Déjà Vu at the Tarqui Market
“It’s like déjà vu all over again.” The quote, often attributed to Yogi Berra, is the feeling we have as we wander through the vast market area known simply as Tarqui in Manta, Ecuador. It is, in ways, similar to the sprawling mass of shops and stalls in Merida, Mexico whose cacophony and turbulence would drive us back to Parque Central after a couple of hours. Or it could be compared to the Mercado adjacent to the gigantic, bus parking lot, masquerading as a terminal, in Antiqua, Guatemala. Here we could find, among the fruits and vegetables and almost all manner of things available in that country, the area known as la Paca (the Bale) which resembled nothing so much as a vast topsey- turvey Goodwill drop-off station turned on its head. But, Tarqui is unique.
A reputable source guestimates that Tarqui is a rectangularly shaped twelve by fifteen blocks. While we’ve not walked the parameter that seems intuitively correct. Tarqui serves as a market for the barrio, the neighborhoods surrounding it, as well as the city folk. The street stalls offer to the passing throngs the bounty of this fecund province of Manabi in addition to the abundance of seafood from the Pacific. For the haggling aficionado, bargain hunters get an animated buying experience with plenty of smiles and shoulder shrugs as well as, in most instances, the cheapest prices in town.
On a daily basis, seven days a week, live chickens and ducks, plucked chickens with feet still attached and a harvest from the sea arrive. The heart of the market is, of course, the produce. The vendors, some on the sidewalks but most abutted to the curbs, display their wares in stunningly colorful geometric piles and pyramids of fruits and vegetables.

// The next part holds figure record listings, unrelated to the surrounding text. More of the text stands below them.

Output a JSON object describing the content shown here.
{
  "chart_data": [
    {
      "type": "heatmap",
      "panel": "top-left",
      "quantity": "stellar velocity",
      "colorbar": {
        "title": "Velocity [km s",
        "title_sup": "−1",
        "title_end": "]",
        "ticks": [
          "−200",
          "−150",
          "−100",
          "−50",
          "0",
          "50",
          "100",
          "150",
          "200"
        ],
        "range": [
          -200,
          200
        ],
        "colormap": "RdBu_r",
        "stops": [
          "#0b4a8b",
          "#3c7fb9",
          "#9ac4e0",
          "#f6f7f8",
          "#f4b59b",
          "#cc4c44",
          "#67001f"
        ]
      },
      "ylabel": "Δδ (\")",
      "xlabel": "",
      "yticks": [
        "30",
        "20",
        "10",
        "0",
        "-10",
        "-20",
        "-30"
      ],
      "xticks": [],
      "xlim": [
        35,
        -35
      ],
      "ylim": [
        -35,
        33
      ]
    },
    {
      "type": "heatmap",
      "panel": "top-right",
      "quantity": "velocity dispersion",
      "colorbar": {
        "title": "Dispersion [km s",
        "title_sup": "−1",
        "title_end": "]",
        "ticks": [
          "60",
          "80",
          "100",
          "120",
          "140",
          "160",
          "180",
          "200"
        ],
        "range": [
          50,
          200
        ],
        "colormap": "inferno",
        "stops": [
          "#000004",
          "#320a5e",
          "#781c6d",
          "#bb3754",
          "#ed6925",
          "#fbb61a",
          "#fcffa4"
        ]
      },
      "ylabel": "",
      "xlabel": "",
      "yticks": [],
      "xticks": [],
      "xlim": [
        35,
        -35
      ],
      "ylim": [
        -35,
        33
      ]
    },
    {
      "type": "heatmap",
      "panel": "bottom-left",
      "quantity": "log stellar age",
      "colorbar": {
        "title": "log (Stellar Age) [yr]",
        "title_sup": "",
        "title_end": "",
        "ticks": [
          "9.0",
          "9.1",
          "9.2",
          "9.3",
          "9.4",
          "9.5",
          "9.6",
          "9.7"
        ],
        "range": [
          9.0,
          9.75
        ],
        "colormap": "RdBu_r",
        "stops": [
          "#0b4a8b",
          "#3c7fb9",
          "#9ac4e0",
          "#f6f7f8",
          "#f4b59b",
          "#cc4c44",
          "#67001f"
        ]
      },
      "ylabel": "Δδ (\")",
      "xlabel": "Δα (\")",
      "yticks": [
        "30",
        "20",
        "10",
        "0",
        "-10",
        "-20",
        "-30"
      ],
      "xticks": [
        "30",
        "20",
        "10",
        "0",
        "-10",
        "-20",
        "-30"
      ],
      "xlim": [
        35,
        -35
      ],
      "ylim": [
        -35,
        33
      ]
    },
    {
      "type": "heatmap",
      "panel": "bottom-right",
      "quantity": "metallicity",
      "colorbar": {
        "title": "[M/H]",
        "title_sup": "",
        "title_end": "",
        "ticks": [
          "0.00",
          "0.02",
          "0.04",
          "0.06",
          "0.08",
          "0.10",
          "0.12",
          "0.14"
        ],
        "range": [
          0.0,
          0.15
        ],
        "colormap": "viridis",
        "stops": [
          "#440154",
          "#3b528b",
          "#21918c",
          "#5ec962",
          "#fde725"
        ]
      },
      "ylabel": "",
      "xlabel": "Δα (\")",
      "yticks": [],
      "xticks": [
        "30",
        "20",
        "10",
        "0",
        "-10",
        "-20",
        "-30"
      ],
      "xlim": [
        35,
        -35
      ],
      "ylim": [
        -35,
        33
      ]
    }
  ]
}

Incredible values are available; a bag of six green peppers goes for fifty cents. We pay another fifty cents for a bag of fifty to sixty whole, cleaned garlic cloves and are charged 75 cents for a large bag of thirty to forty radishes. A young man from the nearby town of Jipijapa (Hippy-Hoppa) sells large loaves of banana-nut bread, fresh and amazingly fragrant, baked by his aunt. This still-warm bundle goes in one of our backpacks to be consumed later with the best-ever, ginormous fresh strawberries.
Into this teeming mix of buyers, sellers and lookie-loos which fill the streets, taxis and trucks advance with a slow determination. If you’ve ever witnessed a car drive though a herd of sheep or cattle on a country road you get the picture. It’s literally a game of give and take with the taxi inching its way deliberately through the teeming multitudes and ultimately gaining the upper hand as no one really wants a smashed toe.
And then, as we venture beyond the produce vendors, who congregate near the major thoroughfare at the north end of Tarqui, we encounter the rest of the vast variety of merchants who sell bootlegged CD’s and DVD’s, clothing, plastic items, breads and pastries, car parts, stuffed toys, construction materials, kitchen items and on and on. Behind the vendor’s facades are the stores themselves and occasional alleyways that break the symmetry of the store fronts and allow access to an interior rabbit warren of more small shops, some of which have multiple entrances and exits, and all of which sell – guess what? – more of what is on the sidewalks outside.
Of course, we have the option to shop in the several supermarkets dotted here and there throughout the city, such as GranAki, Mi Comisario and Super Maxi among others. Modeled after their western counterparts they offer ease and convenience in a sanitized package at, almost always, higher prices. And Tarqui, while similar to street markets in other Latin countries with an echo of having done this before, offers a slightly difference experience; maybe because it’s a different country on a different continent. But here, there’s a spirit of cooperation with buyers and sellers working together to make sure everyone’s a winner. Buying and selling goes on the world around, but this, friends, is commerce Ecuadorian style in Tarqui.